During a delay in traffic, at one point, Varvara pointed to what looked like empty apartments in downtown Thessalonica. She explained that most citizens in those addresses were likely unemployed, had no money for furnishings and were paying for rent on credit. She quite unashamedly blamed neighbouring lower-income Eastern Europeans for invading her city, in her opinion, a totally irresponsible Greek government, and unfair taxation.
“Most (apartment dwellers) are paying as much as 500 euros ($635) in taxes,” she said. “Who can live like that?”
And now you’re wondering about the sex taboo, I mentioned at the beginning. Well, it came up indirectly. Of course, one doesn’t have to dig too deeply into either religion or politics to find sex. Religious icons in Turkey and Greece constantly deal with the Virgin Mary or the symbolism of religious crusaders destroying their enemies by raping and pillaging.
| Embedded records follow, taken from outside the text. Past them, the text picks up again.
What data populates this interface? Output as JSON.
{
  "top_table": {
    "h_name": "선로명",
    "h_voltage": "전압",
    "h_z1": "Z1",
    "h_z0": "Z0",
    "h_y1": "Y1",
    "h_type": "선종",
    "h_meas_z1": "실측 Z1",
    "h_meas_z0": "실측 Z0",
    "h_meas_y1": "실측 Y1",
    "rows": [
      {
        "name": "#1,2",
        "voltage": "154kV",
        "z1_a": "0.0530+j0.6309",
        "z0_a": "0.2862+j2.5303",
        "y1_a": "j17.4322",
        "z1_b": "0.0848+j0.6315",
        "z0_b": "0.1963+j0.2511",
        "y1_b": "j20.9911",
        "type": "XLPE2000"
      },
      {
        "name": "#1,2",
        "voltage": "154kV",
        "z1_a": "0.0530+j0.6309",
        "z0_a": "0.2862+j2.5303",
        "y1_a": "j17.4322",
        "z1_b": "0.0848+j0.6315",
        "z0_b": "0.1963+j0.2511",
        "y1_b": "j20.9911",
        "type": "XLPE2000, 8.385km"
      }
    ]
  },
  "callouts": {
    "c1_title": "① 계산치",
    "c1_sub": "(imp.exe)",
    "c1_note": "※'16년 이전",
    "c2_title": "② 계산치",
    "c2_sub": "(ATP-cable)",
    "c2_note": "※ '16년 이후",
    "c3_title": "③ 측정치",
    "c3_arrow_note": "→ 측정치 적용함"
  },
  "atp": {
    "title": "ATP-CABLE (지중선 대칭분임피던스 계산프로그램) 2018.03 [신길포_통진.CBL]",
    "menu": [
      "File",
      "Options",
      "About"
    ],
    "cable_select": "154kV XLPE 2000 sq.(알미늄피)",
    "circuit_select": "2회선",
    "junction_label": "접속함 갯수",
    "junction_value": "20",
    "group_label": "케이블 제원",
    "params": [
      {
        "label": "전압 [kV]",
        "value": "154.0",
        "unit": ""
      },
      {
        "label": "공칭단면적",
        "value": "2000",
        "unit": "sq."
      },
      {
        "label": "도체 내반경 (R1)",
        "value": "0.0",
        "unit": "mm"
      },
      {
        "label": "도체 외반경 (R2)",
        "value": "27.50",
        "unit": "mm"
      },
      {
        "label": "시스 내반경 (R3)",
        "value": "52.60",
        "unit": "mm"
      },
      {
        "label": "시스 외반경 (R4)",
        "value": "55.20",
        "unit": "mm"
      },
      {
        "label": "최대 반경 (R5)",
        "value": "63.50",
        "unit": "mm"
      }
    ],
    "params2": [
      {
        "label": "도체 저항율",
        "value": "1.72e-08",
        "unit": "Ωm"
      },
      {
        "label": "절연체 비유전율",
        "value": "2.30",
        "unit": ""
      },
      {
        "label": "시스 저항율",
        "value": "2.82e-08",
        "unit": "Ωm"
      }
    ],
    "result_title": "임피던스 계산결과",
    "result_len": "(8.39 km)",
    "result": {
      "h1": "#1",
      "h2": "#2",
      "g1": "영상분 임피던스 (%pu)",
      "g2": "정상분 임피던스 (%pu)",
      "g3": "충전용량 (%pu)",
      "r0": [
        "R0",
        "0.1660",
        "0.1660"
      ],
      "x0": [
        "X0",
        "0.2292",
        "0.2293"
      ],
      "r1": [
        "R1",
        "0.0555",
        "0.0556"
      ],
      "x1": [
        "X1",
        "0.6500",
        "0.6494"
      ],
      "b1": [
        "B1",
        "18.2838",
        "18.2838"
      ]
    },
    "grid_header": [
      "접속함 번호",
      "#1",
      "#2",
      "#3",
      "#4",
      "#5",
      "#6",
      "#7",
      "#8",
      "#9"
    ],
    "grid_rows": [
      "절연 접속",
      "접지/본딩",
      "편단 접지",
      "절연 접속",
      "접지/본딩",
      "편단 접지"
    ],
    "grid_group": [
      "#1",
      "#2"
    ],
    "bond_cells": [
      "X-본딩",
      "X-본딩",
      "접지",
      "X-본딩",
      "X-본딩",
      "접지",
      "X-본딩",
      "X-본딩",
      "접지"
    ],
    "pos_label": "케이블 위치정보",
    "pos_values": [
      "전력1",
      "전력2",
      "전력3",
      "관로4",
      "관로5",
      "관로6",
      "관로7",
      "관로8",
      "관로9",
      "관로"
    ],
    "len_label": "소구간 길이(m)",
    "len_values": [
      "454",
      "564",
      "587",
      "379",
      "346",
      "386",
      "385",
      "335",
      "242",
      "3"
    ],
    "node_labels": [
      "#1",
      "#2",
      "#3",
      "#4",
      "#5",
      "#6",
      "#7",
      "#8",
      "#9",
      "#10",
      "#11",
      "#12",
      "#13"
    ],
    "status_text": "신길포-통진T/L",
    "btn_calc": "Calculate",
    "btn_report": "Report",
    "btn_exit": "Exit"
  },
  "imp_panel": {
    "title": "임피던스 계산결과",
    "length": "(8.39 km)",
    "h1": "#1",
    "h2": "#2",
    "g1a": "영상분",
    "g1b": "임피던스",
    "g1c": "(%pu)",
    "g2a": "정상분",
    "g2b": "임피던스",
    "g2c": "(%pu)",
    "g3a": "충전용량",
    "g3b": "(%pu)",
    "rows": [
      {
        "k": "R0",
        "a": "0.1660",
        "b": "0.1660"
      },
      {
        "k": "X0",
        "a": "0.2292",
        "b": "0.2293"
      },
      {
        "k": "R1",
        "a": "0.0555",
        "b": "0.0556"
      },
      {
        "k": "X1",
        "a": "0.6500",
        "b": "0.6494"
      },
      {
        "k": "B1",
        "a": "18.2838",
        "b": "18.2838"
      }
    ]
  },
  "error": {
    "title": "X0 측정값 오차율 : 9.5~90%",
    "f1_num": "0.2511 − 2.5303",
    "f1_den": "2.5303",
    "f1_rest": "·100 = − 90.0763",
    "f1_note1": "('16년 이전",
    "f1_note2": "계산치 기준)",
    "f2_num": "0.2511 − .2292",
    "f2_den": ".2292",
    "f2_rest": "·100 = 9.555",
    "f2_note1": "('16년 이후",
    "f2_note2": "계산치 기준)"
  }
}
Indeed, one of my stops this week included a cave on the Greek island of Patmos. Christians believe that the voice of God broke through the stone of the cave to deliver to St. John such images for the biblical Book of Revelations as a prostitute “drunk on the blood of saints.”
My guide during this particular tour was a vivacious and religious woman named Maria Vera Sakka, who went out of her way to point out she was named after the Virgin Mary, that she lived on Virgin Street in Athens, and that among her chosen careers in life had once been as a midwife assisting pregnant women with birth.
“I have other qualities of Artemis (the goddess of virginity),” she said. “I never got married and I never had children… but I feel a special relationship with God.”
I know that’s not the sexual content you were expecting. But here was a woman with very clear impressions of her spirituality, passionately involved with the creation of the Book of the Apocalypse in all its depravity, and unafraid to expose her deepest feelings about the content of her work.
One other thought about my contact with the three taboos of civil conversation this week… After having broached the subject of religion and politics with my Turkish guide Ertan Sandikcioglu, eventually I asked him about upcoming elections in his country and the fate of the Islamic president.
“The government is working hard to get it right,” he said. “But for us (in Istanbul) the future is West, not East.”